How can I convert a djvu to a pdf preserving word searchability?

Solution 1:

I wrote a script to do this a long time ago. It is essentially glue code around a few utilities that do the heavy lifting. The difference between my script and the other tools at the time is that mine was the only one that did all of the following:

  • had a similar compression ratio to the original DjVu file (1.5-2x the size instead of 10-20x the size)
  • preserved bookmarks / table of contents metadata (for navigation in the pdf reader)
  • preserved the embedded text layer for searching

That being said, it is very primitive. I just made sure it worked well for all of my own files and haven't worked on it since.

Solution 2:

I packed vindvaki's scripts into docker image with required dependencies. You can try it with:

  docker run --rm -u $(id -u):$(id -g) -v $(pwd):/opt/work ilyabystrov/djvu2pdf filename.djvu filename.pdf

Check djvu2pdf-docker for details.

Solution 3:

Open the PDF file in PDF-XChange Viewer and perform OCR (I believe only four languages are supported). It takes time but it is damn good (even on two-column documents).

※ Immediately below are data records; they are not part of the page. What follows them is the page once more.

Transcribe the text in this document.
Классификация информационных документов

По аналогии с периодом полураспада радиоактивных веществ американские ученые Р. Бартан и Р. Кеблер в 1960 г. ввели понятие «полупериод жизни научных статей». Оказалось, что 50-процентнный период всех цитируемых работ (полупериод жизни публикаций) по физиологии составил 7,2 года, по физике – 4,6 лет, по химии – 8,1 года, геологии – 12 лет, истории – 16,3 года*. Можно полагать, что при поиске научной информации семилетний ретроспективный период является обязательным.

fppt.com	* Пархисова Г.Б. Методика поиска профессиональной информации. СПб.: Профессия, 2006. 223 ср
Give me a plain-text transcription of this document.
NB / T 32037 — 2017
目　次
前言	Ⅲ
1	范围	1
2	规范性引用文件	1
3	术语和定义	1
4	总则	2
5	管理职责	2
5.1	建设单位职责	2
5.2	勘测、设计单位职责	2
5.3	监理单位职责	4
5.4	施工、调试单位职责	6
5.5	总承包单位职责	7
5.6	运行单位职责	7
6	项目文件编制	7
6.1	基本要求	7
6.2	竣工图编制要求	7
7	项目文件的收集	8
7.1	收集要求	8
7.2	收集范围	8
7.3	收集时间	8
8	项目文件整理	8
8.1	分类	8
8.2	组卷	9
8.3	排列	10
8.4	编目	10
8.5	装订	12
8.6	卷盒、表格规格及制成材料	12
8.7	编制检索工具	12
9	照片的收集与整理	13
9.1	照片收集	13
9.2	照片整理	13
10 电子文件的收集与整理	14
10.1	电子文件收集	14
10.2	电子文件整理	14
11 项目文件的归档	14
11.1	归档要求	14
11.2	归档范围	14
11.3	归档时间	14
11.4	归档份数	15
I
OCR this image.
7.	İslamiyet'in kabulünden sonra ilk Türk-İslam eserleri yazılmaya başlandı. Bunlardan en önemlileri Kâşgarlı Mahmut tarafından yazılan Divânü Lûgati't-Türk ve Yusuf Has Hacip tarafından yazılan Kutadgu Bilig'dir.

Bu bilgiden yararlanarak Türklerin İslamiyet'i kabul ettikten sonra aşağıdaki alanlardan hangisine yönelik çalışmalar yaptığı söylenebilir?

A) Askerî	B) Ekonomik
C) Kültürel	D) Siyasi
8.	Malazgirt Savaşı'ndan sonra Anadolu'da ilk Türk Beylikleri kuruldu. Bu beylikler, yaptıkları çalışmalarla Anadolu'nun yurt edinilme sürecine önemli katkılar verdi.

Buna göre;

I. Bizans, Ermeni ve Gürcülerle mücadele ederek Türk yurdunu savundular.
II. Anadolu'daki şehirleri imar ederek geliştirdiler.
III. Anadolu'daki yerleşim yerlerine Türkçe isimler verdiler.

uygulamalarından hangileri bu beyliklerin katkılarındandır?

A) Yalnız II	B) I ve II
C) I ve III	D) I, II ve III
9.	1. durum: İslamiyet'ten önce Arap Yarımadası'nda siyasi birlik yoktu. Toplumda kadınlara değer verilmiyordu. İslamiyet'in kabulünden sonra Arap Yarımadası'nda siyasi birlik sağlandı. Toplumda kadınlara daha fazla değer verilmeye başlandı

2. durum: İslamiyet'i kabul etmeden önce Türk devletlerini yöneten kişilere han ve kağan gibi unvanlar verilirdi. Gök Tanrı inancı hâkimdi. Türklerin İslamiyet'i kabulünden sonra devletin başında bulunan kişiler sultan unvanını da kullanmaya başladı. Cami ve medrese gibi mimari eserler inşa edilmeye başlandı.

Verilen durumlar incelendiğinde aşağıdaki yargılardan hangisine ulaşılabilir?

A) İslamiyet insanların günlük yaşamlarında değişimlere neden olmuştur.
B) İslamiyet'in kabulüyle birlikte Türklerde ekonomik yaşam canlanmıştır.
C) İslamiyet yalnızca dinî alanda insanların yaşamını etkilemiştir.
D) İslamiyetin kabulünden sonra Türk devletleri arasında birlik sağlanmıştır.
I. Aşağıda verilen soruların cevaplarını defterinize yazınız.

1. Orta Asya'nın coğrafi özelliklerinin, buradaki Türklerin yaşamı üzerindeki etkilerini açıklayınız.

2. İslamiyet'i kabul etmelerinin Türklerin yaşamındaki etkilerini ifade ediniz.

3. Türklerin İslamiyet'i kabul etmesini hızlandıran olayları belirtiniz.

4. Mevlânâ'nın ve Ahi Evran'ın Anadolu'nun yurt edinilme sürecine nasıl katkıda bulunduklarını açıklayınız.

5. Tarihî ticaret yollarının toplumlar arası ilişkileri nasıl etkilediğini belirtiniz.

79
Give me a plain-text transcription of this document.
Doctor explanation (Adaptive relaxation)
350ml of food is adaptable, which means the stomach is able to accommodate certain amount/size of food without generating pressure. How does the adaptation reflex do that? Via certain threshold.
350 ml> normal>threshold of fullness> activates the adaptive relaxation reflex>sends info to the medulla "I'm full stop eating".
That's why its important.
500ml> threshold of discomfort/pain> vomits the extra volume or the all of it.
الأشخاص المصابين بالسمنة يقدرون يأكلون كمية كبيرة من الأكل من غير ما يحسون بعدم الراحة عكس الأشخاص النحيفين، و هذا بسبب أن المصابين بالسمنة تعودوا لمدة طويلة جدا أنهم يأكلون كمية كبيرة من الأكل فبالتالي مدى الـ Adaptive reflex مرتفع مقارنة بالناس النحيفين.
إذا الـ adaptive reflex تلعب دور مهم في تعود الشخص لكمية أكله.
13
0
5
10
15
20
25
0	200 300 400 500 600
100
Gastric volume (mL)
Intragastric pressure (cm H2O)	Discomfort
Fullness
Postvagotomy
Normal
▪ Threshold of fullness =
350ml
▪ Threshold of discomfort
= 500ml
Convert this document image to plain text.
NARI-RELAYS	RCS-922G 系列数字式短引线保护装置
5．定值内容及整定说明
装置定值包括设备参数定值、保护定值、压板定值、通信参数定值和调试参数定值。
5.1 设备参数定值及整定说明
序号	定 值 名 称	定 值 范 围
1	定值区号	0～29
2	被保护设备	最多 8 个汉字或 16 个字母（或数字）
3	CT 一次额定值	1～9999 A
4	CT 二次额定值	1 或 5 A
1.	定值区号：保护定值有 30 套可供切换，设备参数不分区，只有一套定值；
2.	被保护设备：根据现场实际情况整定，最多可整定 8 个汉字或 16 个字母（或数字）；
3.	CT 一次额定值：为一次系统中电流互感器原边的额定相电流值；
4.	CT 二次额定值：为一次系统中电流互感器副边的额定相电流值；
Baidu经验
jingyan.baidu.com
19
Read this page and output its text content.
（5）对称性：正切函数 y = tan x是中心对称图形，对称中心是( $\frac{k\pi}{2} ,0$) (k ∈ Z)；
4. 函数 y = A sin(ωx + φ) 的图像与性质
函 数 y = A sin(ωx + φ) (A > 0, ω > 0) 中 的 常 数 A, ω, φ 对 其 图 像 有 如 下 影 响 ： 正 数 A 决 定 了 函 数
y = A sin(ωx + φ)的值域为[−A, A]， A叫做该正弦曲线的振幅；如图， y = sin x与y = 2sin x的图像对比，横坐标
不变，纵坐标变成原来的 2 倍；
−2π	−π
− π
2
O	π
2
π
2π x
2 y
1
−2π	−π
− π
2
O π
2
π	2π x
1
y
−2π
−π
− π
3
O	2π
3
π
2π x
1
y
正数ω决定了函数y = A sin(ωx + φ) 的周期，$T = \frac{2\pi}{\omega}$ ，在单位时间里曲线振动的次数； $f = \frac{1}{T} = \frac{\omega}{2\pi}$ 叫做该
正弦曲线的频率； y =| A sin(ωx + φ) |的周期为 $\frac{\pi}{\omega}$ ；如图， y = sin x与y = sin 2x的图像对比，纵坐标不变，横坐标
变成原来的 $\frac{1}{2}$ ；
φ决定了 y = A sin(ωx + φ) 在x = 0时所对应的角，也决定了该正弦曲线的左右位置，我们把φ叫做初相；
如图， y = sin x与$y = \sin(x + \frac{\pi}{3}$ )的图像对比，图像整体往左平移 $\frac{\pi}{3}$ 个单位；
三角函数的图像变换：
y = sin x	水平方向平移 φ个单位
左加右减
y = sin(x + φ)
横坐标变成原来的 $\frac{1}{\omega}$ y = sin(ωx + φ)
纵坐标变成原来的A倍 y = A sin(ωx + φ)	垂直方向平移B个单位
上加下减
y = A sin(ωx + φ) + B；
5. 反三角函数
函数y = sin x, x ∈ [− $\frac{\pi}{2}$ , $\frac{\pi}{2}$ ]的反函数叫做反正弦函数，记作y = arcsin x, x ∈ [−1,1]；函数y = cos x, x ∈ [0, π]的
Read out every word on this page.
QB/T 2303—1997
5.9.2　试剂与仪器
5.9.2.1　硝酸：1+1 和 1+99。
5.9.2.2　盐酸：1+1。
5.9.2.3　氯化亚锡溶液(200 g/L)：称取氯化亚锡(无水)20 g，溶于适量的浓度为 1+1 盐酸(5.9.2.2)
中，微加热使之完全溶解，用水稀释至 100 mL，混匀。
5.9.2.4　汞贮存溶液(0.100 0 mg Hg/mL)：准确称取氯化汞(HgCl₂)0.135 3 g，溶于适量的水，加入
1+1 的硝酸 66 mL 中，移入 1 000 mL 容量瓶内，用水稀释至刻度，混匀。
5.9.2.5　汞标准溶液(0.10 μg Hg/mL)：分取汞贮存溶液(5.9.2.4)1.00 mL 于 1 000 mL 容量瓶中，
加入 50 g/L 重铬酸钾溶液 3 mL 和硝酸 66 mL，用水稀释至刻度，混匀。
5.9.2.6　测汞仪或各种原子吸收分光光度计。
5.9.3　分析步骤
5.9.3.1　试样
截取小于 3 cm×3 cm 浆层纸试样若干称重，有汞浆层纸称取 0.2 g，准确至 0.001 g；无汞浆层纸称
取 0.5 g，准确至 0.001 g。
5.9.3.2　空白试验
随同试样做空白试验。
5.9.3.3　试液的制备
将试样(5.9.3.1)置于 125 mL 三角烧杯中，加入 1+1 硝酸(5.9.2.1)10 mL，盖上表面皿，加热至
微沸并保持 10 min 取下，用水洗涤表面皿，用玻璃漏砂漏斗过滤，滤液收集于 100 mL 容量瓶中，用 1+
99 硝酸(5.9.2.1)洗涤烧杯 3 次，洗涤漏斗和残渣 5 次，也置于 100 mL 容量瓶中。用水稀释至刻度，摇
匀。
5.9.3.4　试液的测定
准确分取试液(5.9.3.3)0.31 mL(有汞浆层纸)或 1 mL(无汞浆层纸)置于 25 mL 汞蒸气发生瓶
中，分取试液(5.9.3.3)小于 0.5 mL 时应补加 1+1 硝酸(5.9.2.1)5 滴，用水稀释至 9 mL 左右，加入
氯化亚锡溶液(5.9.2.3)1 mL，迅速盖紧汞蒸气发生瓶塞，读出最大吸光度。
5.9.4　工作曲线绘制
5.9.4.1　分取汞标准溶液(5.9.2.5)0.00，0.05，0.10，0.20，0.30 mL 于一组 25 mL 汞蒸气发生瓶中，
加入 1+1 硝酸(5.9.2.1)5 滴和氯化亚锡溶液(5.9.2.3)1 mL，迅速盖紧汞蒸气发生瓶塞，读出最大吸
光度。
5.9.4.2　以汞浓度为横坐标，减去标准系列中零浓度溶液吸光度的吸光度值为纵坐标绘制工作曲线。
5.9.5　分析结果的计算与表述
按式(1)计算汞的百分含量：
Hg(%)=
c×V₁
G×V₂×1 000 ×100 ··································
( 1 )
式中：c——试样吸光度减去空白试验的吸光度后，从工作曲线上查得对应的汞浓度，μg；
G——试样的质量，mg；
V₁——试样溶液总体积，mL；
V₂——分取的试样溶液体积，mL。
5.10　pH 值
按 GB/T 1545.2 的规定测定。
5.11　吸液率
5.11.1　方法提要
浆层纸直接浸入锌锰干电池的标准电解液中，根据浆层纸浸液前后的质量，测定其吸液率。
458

On Mac and Linux you will need Wine.

Solution 4:

Have you tried Calibre? The contributor to Calibre mentions that OCR'd text in djvu is supported. So it could probably be converted to PDF with searchable text.

Solution 5:

This DjVu to PDF converter definitely preserves word searchability in case the original DjVu is searchable. It also produces smaller output files than calibre.